Meu amigo Germano, nesse pouco tempo em que nos conhecemos, constatei que temos algumas coisas em comum. Uma delas é o amor pelas viagens. Nada sei de sua relação com Roma, essa cidade que adoro, pela sua história, por ser um museu a céu aberto, por cada centímetro de seu chão estar marcado pelas decisões que mudaram a face do ocidente. Roma é caso único, na história da humanidade, de uma cidade de origem pastoral que dominou o mundo e ditou até a maneira de contarmos o tempo. Haverá tempo para falarmos dela.
Agora mesmo, meu amigo, estou lendo o romance A Obra (L'Oeuvre, 1886), de Émile Zola, este gigante que se fez escritor, na esteira de outro gigante, Victor Hugo. Cada um dos romances da série Les Rougon-Macquart apresenta um tema específico, cujo elo é a saga dessa família sob o Segundo Império. A Obra é o romance que trata da vida dos artistas – pintores, músicos, escritores. Vida dura, muitas vezes, em que a pobreza no limite da miséria é nutrida pelo sonho da arte, da grande arte redentora.
Eles vivem o início de uma revolução nas artes, principalmente os pintores, e não são compreendidos pelos marchands, nem pelo público, que prefere uma arte mais comportada. Ainda que façam a apologia e reconheçam o inquestionável valor de Delacroix, seu ideal é Courbet, ideal nos apresentado pelo chefe do bando, o pintor Bongrand, cujos dois mais importantes quadros, “Noce au village” e “L’Enterrement au village”, são referências aos quadros de Courbet “La Noce à Ornans” e “L’Enterrement à Ornans”. Sim, este Courbet que choca a sociedade parisiense com sua tela “L’Origine du monde”. Os dois quadros de Bongrand são como os dois de Courbet, saindo da festa para o enterro, numa alusão direta à revolução estética em direção ao Realismo, de que este pintor é um dos líderes.

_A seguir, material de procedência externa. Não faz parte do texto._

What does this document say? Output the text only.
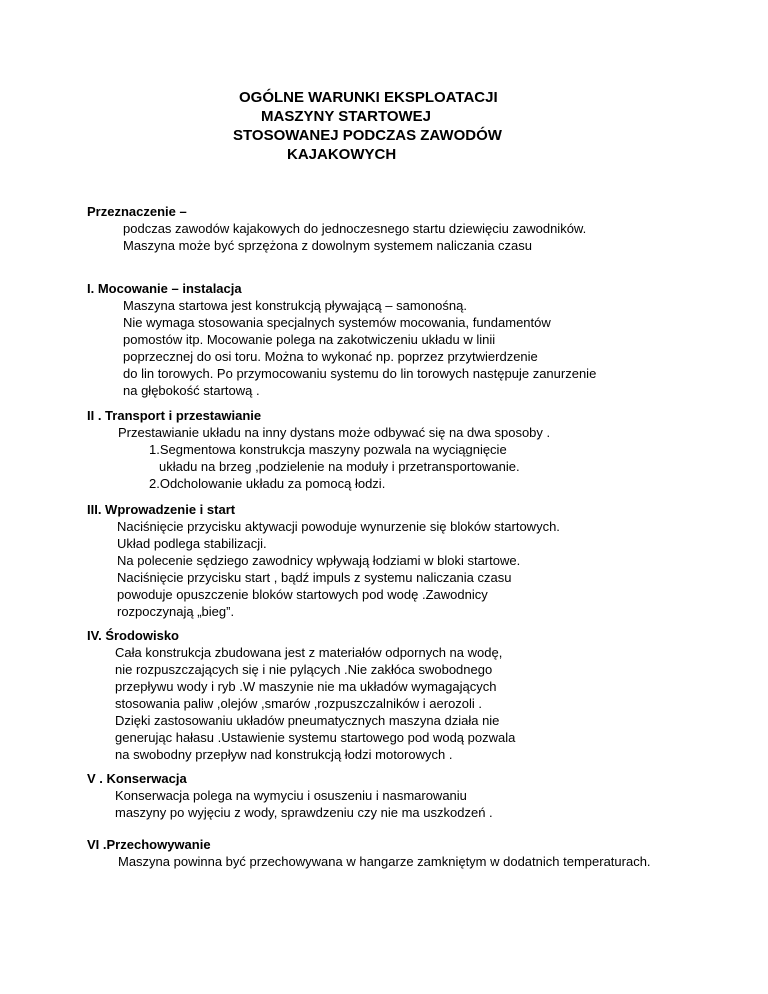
OGÓLNE WARUNKI EKSPLOATACJI
MASZYNY STARTOWEJ
STOSOWANEJ PODCZAS ZAWODÓW
KAJAKOWYCH
Przeznaczenie –
podczas zawodów kajakowych do jednoczesnego startu dziewięciu zawodników.
Maszyna może być sprzężona z dowolnym systemem naliczania czasu
I. Mocowanie – instalacja
Maszyna startowa jest konstrukcją pływającą – samonośną.
Nie wymaga stosowania specjalnych systemów mocowania, fundamentów
pomostów itp. Mocowanie polega na zakotwiczeniu układu w linii
poprzecznej do osi toru. Można to wykonać np. poprzez przytwierdzenie
do lin torowych. Po przymocowaniu systemu do lin torowych następuje zanurzenie
na głębokość startową .
II . Transport i przestawianie
Przestawianie układu na inny dystans może odbywać się na dwa sposoby .
1.Segmentowa konstrukcja maszyny pozwala na wyciągnięcie
układu na brzeg ,podzielenie na moduły i przetransportowanie.
2.Odcholowanie układu za pomocą łodzi.
III. Wprowadzenie i start
Naciśnięcie przycisku aktywacji powoduje wynurzenie się bloków startowych.
Układ podlega stabilizacji.
Na polecenie sędziego zawodnicy wpływają łodziami w bloki startowe.
Naciśnięcie przycisku start , bądź impuls z systemu naliczania czasu
powoduje opuszczenie bloków startowych pod wodę .Zawodnicy
rozpoczynają „bieg”.
IV. Środowisko
Cała konstrukcja zbudowana jest z materiałów odpornych na wodę,
nie rozpuszczających się i nie pylących .Nie zakłóca swobodnego
przepływu wody i ryb .W maszynie nie ma układów wymagających
stosowania paliw ,olejów ,smarów ,rozpuszczalników i aerozoli .
Dzięki zastosowaniu układów pneumatycznych maszyna działa nie
generując hałasu .Ustawienie systemu startowego pod wodą pozwala
na swobodny przepływ nad konstrukcją łodzi motorowych .
V . Konserwacja
Konserwacja polega na wymyciu i osuszeniu i nasmarowaniu
maszyny po wyjęciu z wody, sprawdzeniu czy nie ma uszkodzeń .
VI .Przechowywanie
Maszyna powinna być przechowywana w hangarze zamkniętym w dodatnich temperaturach.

Também já não temos aqui, meu amigo, a visão sombria, porém justa, de um Jean-Valjean, escondendo-se e protegendo a sua querida Cosette, em moradias longe dos olhares dos passantes e cuja única bela imagem de Paris é a do Jardin de Luxembourg, onde ocorre o primeiro encontro entre Marius e Cosette. Zola sai das mansardas e dos esgotos, da fuga e da angústia da perseguição, tão pujante e tão pungente em Hugo, para a Paris dos artistas, apresentada na sua beleza e nos devaneios da flânerie, “qui gâte les jambes”. Para Claude, sair do pequeno apartamento/atelier é buscar a rua inspiradora, juntando-se aos amigos e ganhando a esplanada dos Inválidos, onde há espaço suficiente para gesticular.
É assim que pelos olhos de Claude vemos Paris sendo apresentada a Christine, a jovem tímida, provinciana e cheia de pudores, órfã recém-saída do convento e recém-chegada a essa cidade que sempre mostra os dentes, como diz Hugo, para rir ou para rosnar. Se os Amigos da Sociedade do ABC se propõem a enfrentar as armas da repressão monárquica, mostrando desprezo a uma vida que não seja republicana, o Bando dos artistas da arte ao ar livre, na febre e folia dos vinte anos, demonstra um firme desdém, desdém do mundo inteiro, entregues à sua paixão artística, livres das enfermidades humanas.
Meu amigo, ficaria horas falando de Paris e da viagem que esse romance está me proporcionando, suprindo, através do prazer estético, a necessidade de estar in loco, andando sem rumo e me embriagando do charme dessa cidade inigualável. Que aos olhos de outras pessoas pareça elitismo ou o que queiram chamar, ça m’est égal! Só sabe o que é Paris, quem viveu Paris.
Ao finalizar, deixo para você, Germano, esta imagem maravilhosa da Île Saint-Louis, pegando Notre-Dame por trás, como navio ancorado à entrada da Vila de Lutécia, na visão de Zola:
“Mais leur trouvaille, ce jour-là, ce fut la pointe occidentale de l’île, cette proue de navire continuellement à l’ancre qui, dans la fuit des deux courants, regarde Paris sans jamais l’atteindre” (L’Oeuvre, Chapitre IV).
“Mas o achado deles (Claude e Christine), nesse dia, foi a ponta ocidental da ilha, essa proa de navio, continuamente ancorado que, na fuga das duas correntes, olha Paris sem jamais atingi-la” (A Obra, Capítulo IV).